Edric Holmes

Bitterne is now a suburb of Southampton on the opposite side of the Itchen, but it may claim to be the original town from which the Saxon settlement arose. It is the site of the Roman Clausentium, an important station between Porchester and Winchester, and when the Saxons came up the water and landed upon the peninsula between the two rivers they probably found a populous town on the older site.

The South of England generally is wanting in that particular scenic charm that consists of broad stretches of inland water backed by high country. The first sight of Poole harbour with the long range of the Purbeck Hills in the distance will come as a delightful revelation to those who are new to this district. The harbour is almost land-locked and the sea is not in visual evidence away from the extremely narrow entrance between Bournemouth and Studland.

The railway from Wareham to Dorchester runs through the heart of that great wild tract that under the general name of Egdon Heath forms a picturesque and often gloomy background to many of Mr. Hardy's romances. These heath-lands are a marked characteristic of the scenery of this part of the county.

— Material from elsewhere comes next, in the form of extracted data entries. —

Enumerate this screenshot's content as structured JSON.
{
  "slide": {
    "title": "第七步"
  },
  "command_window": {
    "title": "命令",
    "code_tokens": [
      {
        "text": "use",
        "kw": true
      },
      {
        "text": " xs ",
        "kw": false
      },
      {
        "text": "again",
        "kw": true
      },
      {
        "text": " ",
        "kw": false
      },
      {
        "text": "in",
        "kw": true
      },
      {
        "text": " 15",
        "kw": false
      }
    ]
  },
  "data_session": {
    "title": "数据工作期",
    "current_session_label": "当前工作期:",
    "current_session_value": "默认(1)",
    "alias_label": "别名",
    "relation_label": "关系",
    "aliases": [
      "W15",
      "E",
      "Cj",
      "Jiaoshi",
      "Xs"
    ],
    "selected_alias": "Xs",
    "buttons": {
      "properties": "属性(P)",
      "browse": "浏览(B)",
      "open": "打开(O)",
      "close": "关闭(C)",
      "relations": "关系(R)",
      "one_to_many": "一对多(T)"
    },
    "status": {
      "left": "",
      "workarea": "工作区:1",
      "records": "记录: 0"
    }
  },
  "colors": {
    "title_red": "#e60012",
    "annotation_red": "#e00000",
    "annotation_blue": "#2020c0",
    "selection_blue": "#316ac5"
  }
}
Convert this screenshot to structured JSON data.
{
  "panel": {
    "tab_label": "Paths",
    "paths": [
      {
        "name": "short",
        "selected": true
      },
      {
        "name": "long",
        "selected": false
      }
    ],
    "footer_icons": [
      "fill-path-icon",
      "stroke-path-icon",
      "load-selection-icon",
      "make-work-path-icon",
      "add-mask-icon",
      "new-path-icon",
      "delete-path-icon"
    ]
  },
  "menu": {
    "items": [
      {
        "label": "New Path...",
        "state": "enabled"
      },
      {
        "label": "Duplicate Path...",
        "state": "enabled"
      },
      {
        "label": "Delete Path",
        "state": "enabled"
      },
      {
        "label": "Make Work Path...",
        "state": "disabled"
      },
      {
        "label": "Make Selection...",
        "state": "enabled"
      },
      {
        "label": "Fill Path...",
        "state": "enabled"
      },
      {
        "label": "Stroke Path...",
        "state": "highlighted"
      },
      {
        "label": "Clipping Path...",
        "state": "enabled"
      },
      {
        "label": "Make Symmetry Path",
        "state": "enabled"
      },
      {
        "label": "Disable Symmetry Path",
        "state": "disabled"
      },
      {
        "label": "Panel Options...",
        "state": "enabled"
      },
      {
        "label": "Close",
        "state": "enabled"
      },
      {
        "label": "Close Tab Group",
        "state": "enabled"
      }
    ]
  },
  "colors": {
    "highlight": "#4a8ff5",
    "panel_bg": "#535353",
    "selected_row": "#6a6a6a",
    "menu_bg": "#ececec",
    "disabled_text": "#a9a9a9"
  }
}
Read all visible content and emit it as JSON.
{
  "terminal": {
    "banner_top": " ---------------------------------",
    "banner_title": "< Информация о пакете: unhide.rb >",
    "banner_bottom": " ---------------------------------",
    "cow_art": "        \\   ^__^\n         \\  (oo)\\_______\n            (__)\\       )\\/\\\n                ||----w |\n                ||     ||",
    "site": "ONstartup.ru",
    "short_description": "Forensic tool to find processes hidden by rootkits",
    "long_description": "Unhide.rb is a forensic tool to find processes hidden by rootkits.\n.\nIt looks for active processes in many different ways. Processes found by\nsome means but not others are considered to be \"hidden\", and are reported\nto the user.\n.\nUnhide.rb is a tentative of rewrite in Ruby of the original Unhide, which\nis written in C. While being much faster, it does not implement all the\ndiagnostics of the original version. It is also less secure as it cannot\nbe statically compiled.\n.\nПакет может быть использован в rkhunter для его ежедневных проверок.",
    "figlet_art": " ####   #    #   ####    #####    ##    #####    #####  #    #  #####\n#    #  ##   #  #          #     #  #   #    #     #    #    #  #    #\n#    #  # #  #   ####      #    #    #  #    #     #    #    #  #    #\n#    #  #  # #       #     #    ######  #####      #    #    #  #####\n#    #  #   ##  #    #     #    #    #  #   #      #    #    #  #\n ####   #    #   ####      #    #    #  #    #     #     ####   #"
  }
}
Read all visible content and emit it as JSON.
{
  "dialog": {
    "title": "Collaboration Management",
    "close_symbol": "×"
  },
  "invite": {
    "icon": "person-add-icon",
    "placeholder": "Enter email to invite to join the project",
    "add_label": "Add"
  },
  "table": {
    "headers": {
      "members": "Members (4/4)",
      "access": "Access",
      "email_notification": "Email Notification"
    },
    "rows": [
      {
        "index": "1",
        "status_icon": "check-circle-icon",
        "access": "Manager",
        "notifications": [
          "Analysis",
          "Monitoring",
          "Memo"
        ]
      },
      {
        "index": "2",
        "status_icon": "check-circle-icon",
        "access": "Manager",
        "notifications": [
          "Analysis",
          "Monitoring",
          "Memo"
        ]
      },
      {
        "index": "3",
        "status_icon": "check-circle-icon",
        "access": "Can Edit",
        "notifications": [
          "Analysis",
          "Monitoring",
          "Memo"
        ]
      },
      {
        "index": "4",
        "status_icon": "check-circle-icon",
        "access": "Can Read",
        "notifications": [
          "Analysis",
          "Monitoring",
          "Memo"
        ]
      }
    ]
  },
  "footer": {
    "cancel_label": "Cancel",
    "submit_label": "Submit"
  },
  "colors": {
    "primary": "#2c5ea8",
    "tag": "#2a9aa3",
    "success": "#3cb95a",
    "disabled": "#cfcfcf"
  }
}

Repellent at first, their dark beauty, more often than not, will capture the interest and perhaps awe of the stranger.

The fashionable Weymouth of to-day is the Melcombe Regis of the past, and quite a proportion of visitors to Melcombe never go into the real Weymouth at all. The tarry, fishy and beery (in a manufacturing sense only) old town is on the south side of the harbour bridge and has little in common with the busy and popular watering place on the north and east. Once separate boroughs, the towns are now under one government, and Melcombe Regis has dropped its name almost entirely in favour of that of the older partner.